3. The Reformation & Counter-Reformation Part I

Seminar Session: This is the first part of an intensive examination of the religious crises in Europe of the early modern period: the Reformation. The aim is to highlight the diverse responses of early modern states, societies and individuals to the theological disputes which threatened the fabric of European civilization from the 16th to the mid-17th centuries.

4. The Reformation & Counter-Reformation Part II

Seminar Session: This session is devoted to discussing the era of religious-inspired war which rocked Europe, including the Thirty Years War. We will also consider the ramifications of all this for the state in Europe, particularly in France, which lurched from being a ‘failed state’ to an effective ‘absolutist’ one.

5. Absolutism and Enlightenment

Lecture Session: The unit looks at the rise of the absolutist state in much of Europe including Russia, contrasting this particular form of early ‘modernity’ with the Dutch Republic and the limited monarchy of Great Britain. The intellectual revolution known as the Enlightenment is introduced. This is followed by the first group seminar presentation. Group A will present on 'The Rise of the West.'

6. The French Revolution and Revolutionary Europe

Seminar Session: This module looks at how a political reform movement in France turned that country into creative, idealistic and bloody turmoil, and before long influenced the rest of continent with passionate ideas of liberalism, nationalism, socialism and conservatism.

7. The Industrial Revolution

Lecture Session: The first half of the session is a lecture on the Industrial Revolution – among the most formative processes in European history. And it was a process: a series of largely uncoordinated social, economic and technological changes which transformed much of the world we live in. This is followed by Group B’s presentation.

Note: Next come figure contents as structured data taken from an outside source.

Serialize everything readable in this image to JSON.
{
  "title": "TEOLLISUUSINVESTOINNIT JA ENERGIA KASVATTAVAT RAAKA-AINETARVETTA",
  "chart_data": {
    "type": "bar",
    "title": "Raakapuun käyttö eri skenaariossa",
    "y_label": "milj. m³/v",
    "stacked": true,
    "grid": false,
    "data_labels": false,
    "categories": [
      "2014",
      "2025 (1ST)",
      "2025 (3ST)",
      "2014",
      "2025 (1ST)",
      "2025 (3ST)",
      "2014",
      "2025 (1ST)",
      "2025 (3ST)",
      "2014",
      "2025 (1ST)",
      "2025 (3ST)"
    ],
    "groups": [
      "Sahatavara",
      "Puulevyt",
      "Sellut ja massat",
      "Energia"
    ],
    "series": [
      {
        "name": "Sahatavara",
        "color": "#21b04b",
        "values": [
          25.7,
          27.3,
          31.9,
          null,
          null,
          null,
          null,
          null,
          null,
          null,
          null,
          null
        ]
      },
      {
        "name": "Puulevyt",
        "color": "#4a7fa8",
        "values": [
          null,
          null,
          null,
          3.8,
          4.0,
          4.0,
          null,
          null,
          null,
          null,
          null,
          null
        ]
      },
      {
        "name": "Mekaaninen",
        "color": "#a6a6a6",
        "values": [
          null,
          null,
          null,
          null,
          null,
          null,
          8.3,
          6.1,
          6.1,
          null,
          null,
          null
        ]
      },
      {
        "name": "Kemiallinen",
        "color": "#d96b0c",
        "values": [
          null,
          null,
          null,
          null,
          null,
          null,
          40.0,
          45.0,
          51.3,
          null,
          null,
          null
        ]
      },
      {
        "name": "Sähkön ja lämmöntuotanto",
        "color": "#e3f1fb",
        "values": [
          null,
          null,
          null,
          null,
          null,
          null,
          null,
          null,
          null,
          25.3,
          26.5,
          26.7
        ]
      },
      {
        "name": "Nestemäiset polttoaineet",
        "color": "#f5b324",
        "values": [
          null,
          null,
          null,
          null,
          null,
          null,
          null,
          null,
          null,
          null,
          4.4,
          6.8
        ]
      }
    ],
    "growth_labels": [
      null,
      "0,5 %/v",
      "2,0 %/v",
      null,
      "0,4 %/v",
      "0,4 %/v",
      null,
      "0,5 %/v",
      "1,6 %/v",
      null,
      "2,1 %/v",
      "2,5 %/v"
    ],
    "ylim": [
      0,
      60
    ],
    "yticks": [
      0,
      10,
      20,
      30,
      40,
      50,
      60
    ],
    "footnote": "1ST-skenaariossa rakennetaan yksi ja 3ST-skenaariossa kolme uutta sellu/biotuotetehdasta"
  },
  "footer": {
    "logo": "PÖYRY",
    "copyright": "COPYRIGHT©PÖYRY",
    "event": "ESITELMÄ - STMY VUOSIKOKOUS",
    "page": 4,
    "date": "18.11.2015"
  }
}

8. Progress and Reaction in 19th-century Europe

Lecture Session: The unit examines the 19th century in the context of the struggle between progressive/revolutionary and conservative/reactionary forces and social groups. The central, dramatic focus of attention is the 1848 ‘spring of nations’. We will also consider the strange hybrid of authoritarianism (including so-called patriarchy) and liberalism that characterized European states in the second half of the nineteenth century.

9. The First World War Era Part I

Seminar Session: The First World War was a decisive watershed in the history of European civilization. In its wake, revolutions of the Left and the Right took place; four empires fell; new nations rose in their place, and old nations ‘reappeared’ on the map. The session looks at the major causes and the course of the First World War.

10. The First World War Era Part II

Seminar Session: Class discussion on the outcomes and legacies of the First World War, the most enduring and vital of which include the violent advent of Communist rule in Russia and the Paris Peace Conference, the failed attempt at ensuring that World War I was the ‘war to end all wars’. Early optional submission date for Essay.

11. Class 11 - Political Extremes in the Inter-War Period, 1919-39

Lecture Session: This module looks at the extremism which came to dominate European political, economic and social life in the 1920s and 1930s, and considers the chief reasons for the breakdown of the Versailles System by 1939.

12. The Second World War, 1939-1945

Seminar Session: This discussion looks at the causes, course and consequences of the most devastating conflict in human, including a consideration of the Holocaust and the morality of Allied victory.

13. Cold War Europe, 1945-1989: From Division to Unity

Lecture Session: The Cold War was the single greatest fact of life in Europe after World War II. This session looks at the establishment of Communist regimes and on contrasting conditions between East and West Europe. Yet we should not be blind to some commonalities between both sides of the Iron Curtain, such as youth movements and a culture of protest and dissent. Eventually, dissent helped to bring down Communist rule in the East.

14. Review

A final session will explore the major themes addressed in the course, and suggest ways of approaching contemporary European history.